Let’s assume that you allow us to extend our cell to as much as 100 miles from the nearest population centre. You are still saying that something like 95% of Australia is and always has been uninhabited.
Like I say, it’s your rules, but are you sure that you really want to be told that most of Australia, 60% of North Africa and probably 30% of the US are areas without human habitation?
Like I say, they’re your rules. Just be aware that you will be drastically oversampling remote and third world areas simply because remote and third world areas aren’t as intensively studied.
In the pre-industrial age the two terms were essentially synonymous. If it could support a population it did so. So if that is your criterion then the answer is that there were basically no uninhabited areas on Earth 300 years ago. Some areas became uninhabited by your criteria after the invention of modern transport or after colonisation by European powers, but no areas were viable places for people to establish large towns that didn’t have large towns.

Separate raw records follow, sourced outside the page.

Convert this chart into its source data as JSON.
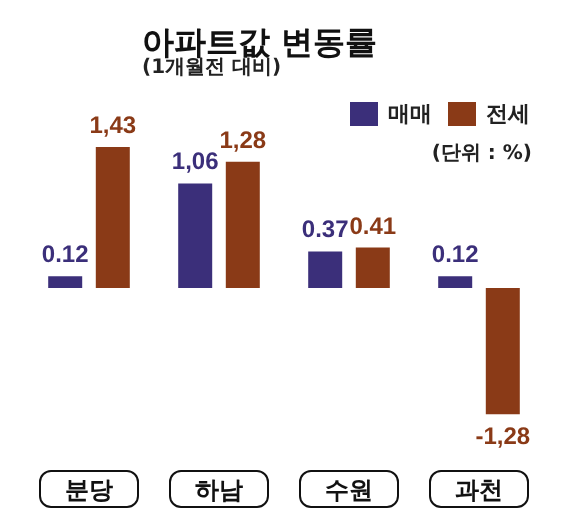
{
  "chart_data": {
    "type": "bar",
    "title": "아파트값 변동률",
    "subtitle": "(1개월전 대비)",
    "annotations": [
      "(단위 : %)"
    ],
    "categories": [
      "분당",
      "하남",
      "수원",
      "과천"
    ],
    "legend": "top right",
    "series": [
      {
        "name": "매매",
        "color": "#3b2f7a",
        "values": [
          0.12,
          1.06,
          0.37,
          0.12
        ],
        "value_labels": [
          "0.12",
          "1,06",
          "0.37",
          "0.12"
        ]
      },
      {
        "name": "전세",
        "color": "#8a3a17",
        "values": [
          1.43,
          1.28,
          0.41,
          -1.28
        ],
        "value_labels": [
          "1,43",
          "1,28",
          "0.41",
          "-1,28"
        ]
      }
    ]
  }
}
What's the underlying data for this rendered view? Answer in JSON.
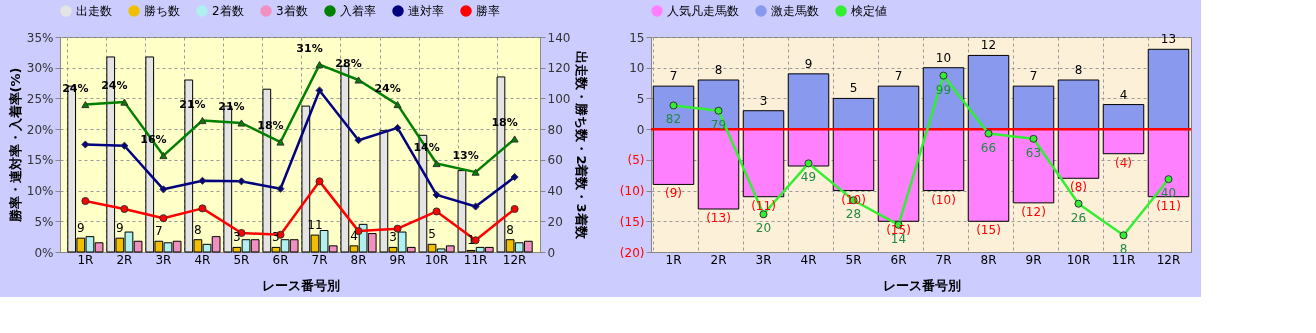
{
  "chart_data": [
    {
      "type": "bar",
      "categories": [
        "1R",
        "2R",
        "3R",
        "4R",
        "5R",
        "6R",
        "7R",
        "8R",
        "9R",
        "10R",
        "11R",
        "12R"
      ],
      "xlabel": "レース番号別",
      "ylabel": "勝率・連対率・入着率(%)",
      "y2label": "出走数・勝ち数・2着数・3着数",
      "ylim": [
        0,
        35
      ],
      "yticks": [
        {
          "value": 0,
          "label": "0%"
        },
        {
          "value": 5,
          "label": "5%"
        },
        {
          "value": 10,
          "label": "10%"
        },
        {
          "value": 15,
          "label": "15%"
        },
        {
          "value": 20,
          "label": "20%"
        },
        {
          "value": 25,
          "label": "25%"
        },
        {
          "value": 30,
          "label": "30%"
        },
        {
          "value": 35,
          "label": "35%"
        }
      ],
      "y2lim": [
        0,
        140
      ],
      "y2ticks": [
        0,
        20,
        40,
        60,
        80,
        100,
        120,
        140
      ],
      "grid": true,
      "legend": "top",
      "series": [
        {
          "name": "出走数",
          "type": "bar",
          "axis": "y2",
          "color": "#e4e4e4",
          "values": [
            108,
            127,
            127,
            112,
            95,
            106,
            95,
            121,
            79,
            76,
            53,
            114
          ]
        },
        {
          "name": "勝ち数",
          "type": "bar",
          "axis": "y2",
          "color": "#f0c000",
          "values": [
            9,
            9,
            7,
            8,
            3,
            3,
            11,
            4,
            3,
            5,
            1,
            8
          ],
          "value_labels": [
            "9",
            "9",
            "7",
            "8",
            "3",
            "3",
            "11",
            "4",
            "3",
            "5",
            "1",
            "8"
          ]
        },
        {
          "name": "2着数",
          "type": "bar",
          "axis": "y2",
          "color": "#b0f0f0",
          "values": [
            10,
            13,
            6,
            5,
            8,
            8,
            14,
            18,
            13,
            2,
            3,
            6
          ]
        },
        {
          "name": "3着数",
          "type": "bar",
          "axis": "y2",
          "color": "#f090c0",
          "values": [
            6,
            7,
            7,
            10,
            8,
            8,
            4,
            12,
            3,
            4,
            3,
            7
          ]
        },
        {
          "name": "入着率",
          "type": "line",
          "marker": "triangle",
          "color": "#008000",
          "values": [
            24.0,
            24.4,
            15.7,
            21.4,
            21.0,
            17.9,
            30.5,
            28.0,
            24.0,
            14.4,
            13.0,
            18.4
          ],
          "value_labels": [
            "24%",
            "24%",
            "16%",
            "21%",
            "21%",
            "18%",
            "31%",
            "28%",
            "24%",
            "14%",
            "13%",
            "18%"
          ]
        },
        {
          "name": "連対率",
          "type": "line",
          "marker": "diamond",
          "color": "#000080",
          "values": [
            17.5,
            17.3,
            10.2,
            11.6,
            11.5,
            10.3,
            26.3,
            18.2,
            20.2,
            9.3,
            7.4,
            12.2
          ]
        },
        {
          "name": "勝率",
          "type": "line",
          "marker": "circle",
          "color": "#ff0000",
          "values": [
            8.3,
            7.0,
            5.5,
            7.1,
            3.1,
            2.8,
            11.5,
            3.4,
            3.8,
            6.6,
            1.9,
            7.0
          ]
        }
      ]
    },
    {
      "type": "bar",
      "stacked": true,
      "categories": [
        "1R",
        "2R",
        "3R",
        "4R",
        "5R",
        "6R",
        "7R",
        "8R",
        "9R",
        "10R",
        "11R",
        "12R"
      ],
      "xlabel": "レース番号別",
      "ylim": [
        -20,
        15
      ],
      "yticks": [
        15,
        10,
        5,
        0,
        {
          "value": -5,
          "label": "(5)"
        },
        {
          "value": -10,
          "label": "(10)"
        },
        {
          "value": -15,
          "label": "(15)"
        },
        {
          "value": -20,
          "label": "(20)"
        }
      ],
      "y2lim": [
        -1.5,
        121
      ],
      "grid": true,
      "legend": "top",
      "ref_lines": [
        {
          "axis": "y",
          "value": 0,
          "color": "#ff0000"
        }
      ],
      "series": [
        {
          "name": "人気凡走馬数",
          "color": "#ff80ff",
          "values": [
            -9,
            -13,
            -11,
            -6,
            -10,
            -15,
            -10,
            -15,
            -12,
            -8,
            -4,
            -11
          ],
          "value_labels": [
            "(9)",
            "(13)",
            "(11)",
            null,
            "(10)",
            "(15)",
            "(10)",
            "(15)",
            "(12)",
            "(8)",
            "(4)",
            "(11)"
          ]
        },
        {
          "name": "激走馬数",
          "color": "#8899ee",
          "values": [
            7,
            8,
            3,
            9,
            5,
            7,
            10,
            12,
            7,
            8,
            4,
            13
          ],
          "value_labels": [
            "7",
            "8",
            "3",
            "9",
            "5",
            "7",
            "10",
            "12",
            "7",
            "8",
            "4",
            "13"
          ]
        },
        {
          "name": "検定値",
          "type": "line",
          "axis": "y2",
          "marker": "circle",
          "color": "#33ee33",
          "values": [
            82,
            79,
            20,
            49,
            28,
            14,
            99,
            66,
            63,
            26,
            8,
            40
          ],
          "value_labels": [
            "82",
            "79",
            "20",
            "49",
            "28",
            "14",
            "99",
            "66",
            "63",
            "26",
            "8",
            "40"
          ]
        }
      ]
    }
  ]
}
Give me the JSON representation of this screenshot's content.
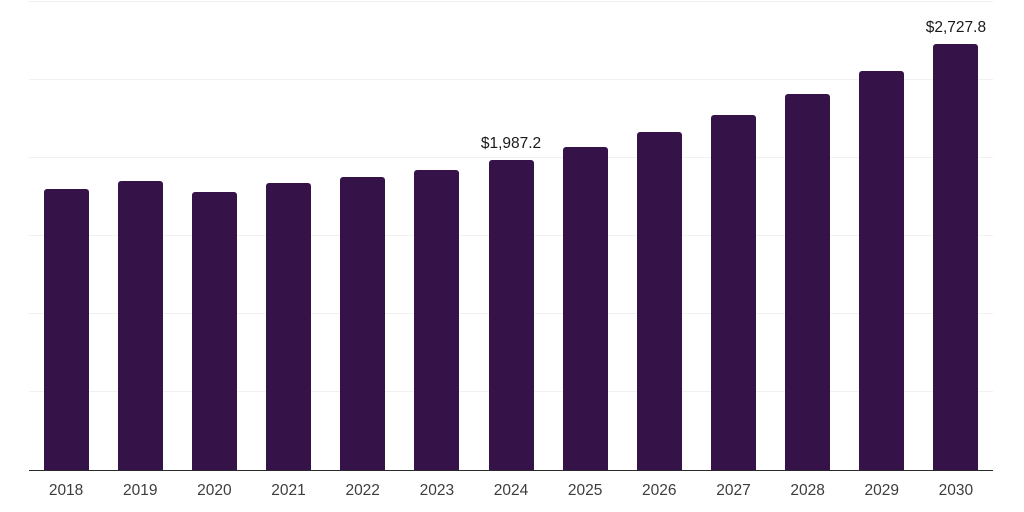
{
  "chart_data": {
    "type": "bar",
    "title": "",
    "xlabel": "",
    "ylabel": "",
    "categories": [
      "2018",
      "2019",
      "2020",
      "2021",
      "2022",
      "2023",
      "2024",
      "2025",
      "2026",
      "2027",
      "2028",
      "2029",
      "2030"
    ],
    "values": [
      1802,
      1853,
      1784,
      1840,
      1879,
      1924,
      1987.2,
      2071,
      2167,
      2276,
      2412,
      2557,
      2727.8
    ],
    "ylim": [
      0,
      3000
    ],
    "gridline_step": 500,
    "grid": true,
    "legend": "none",
    "annotations": [
      {
        "category": "2024",
        "text": "$1,987.2"
      },
      {
        "category": "2030",
        "text": "$2,727.8"
      }
    ],
    "colors": {
      "bar": "#351349",
      "axis_line": "#2b2b2b",
      "gridline": "#f0f0f0",
      "tick_label": "#3d3d3d",
      "data_label": "#1a1a1a",
      "background": "#ffffff"
    }
  }
}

I’m having real difficulty here understanding what you are actually looking for. People are like any other species. We expand our population to match the energetic limit of the environment. We may alter the environment by technology, but then we simply expand to match that new limit. It’s only been in the last 100 years that this hasn’t held true. Prior to that there essentially were no areas where the technology of the time could viably support large towns that didn’t have large towns. Arguably we might be able include those few regions that European settlers were still in the process of occupying, and we could include a few game reserves and parks like the New Forest, but that;s it. Certainly less than 1/100th of a percent of the world land cover
So if we take a literal reading that you want areas that have could have supported large towns with the technology of the time but never did then the answer is that there are none.
Yep, that was it, really. I was assuming there were none, mainly for the expanding reasons you put - we as a species have always inhabited pretty much right up to the limit of where we could inhabit. My question was just to make sure, really, though i’ve often seen questions I felt sure of the answer and was proved wrong.

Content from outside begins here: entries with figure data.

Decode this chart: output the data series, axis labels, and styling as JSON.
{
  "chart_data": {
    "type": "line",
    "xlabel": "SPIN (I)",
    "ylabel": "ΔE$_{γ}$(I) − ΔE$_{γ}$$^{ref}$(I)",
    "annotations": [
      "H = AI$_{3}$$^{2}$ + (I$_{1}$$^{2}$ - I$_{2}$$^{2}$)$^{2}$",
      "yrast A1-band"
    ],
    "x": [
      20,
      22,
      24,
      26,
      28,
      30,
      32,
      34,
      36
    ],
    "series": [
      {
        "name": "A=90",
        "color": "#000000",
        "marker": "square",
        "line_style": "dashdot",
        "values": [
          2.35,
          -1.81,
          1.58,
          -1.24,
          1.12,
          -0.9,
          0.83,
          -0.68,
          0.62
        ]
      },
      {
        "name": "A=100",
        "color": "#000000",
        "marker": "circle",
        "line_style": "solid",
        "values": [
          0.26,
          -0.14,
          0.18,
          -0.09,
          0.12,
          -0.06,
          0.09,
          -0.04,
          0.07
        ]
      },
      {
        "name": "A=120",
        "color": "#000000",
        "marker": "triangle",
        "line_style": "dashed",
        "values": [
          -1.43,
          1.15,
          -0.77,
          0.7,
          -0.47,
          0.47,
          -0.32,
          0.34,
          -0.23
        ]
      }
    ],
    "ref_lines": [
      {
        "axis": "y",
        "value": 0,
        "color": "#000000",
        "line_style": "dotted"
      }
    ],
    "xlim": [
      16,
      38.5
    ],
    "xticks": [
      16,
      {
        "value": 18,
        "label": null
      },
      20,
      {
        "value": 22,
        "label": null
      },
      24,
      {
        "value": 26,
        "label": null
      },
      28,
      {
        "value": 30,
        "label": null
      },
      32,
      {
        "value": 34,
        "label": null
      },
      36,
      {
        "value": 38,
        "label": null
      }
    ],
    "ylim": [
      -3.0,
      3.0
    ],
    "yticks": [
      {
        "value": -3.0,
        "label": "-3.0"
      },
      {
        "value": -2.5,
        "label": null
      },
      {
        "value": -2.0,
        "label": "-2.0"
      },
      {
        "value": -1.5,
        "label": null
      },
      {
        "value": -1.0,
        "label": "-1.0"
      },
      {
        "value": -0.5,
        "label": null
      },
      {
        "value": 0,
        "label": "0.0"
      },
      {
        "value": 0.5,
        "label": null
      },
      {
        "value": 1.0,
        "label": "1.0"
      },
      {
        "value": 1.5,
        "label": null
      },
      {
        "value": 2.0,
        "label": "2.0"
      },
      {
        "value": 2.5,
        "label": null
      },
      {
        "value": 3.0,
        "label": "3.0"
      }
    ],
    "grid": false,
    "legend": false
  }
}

The slopes and peaks of the tallest mountains - Everest, K2, Dinali, etc. - are uninhabitable, by the OP’s parameters. “Nice place(s) to visit, but I wouldn’t want to - and couldn’t - live there.”
There were some isolated islands that were only inhabited in the last few centuries when European sailors reached them, like the Galapagos, Madeira, Mauritius, the Falklands, the Cape Verdes, the Azores, Pitcairn Island, and St. Helena. New Zealand was probably uninhabited until around 1200 AD, and there are lots of other islands in the Pacific that were uninhabited until the Polynesians got there. Lots of places on the northern Canadian archipelago were never inhabited, but those places are comparable to Antarctica, not even Inuit people could live there. There are still quite a few tiny little uninhabited islands today, but they are invariably uninhabitable because they have no source of water. You can’t live on one of those cartoon islands with one rock and one palm tree because you’d die of thirst.
So if you’d asked this question 1000 years ago there would have been quite a few habitable but uninhabited islands, New Zealand being the prize, but none as of 200 years ago.
By the criteria of the OP there wouldn’t have been.
Firstly If you couldn’t reach an island with the technolgy of the day (ie you would die of thirst sailing around looking for it) then the island was habitable.
Secondly New Zealand wasn’t inhabited even 200 years ago ago by the standards laid out inthe OP. No town even approached 5000 people. Only European technology permitted the presence of large town in New Zealand. Since we are specifically excluding areas that couldn’t support large towns with the technology available we can’t include the South Pacific Islands.
I don’t think that Pitcairn even qualifies as inhabited today.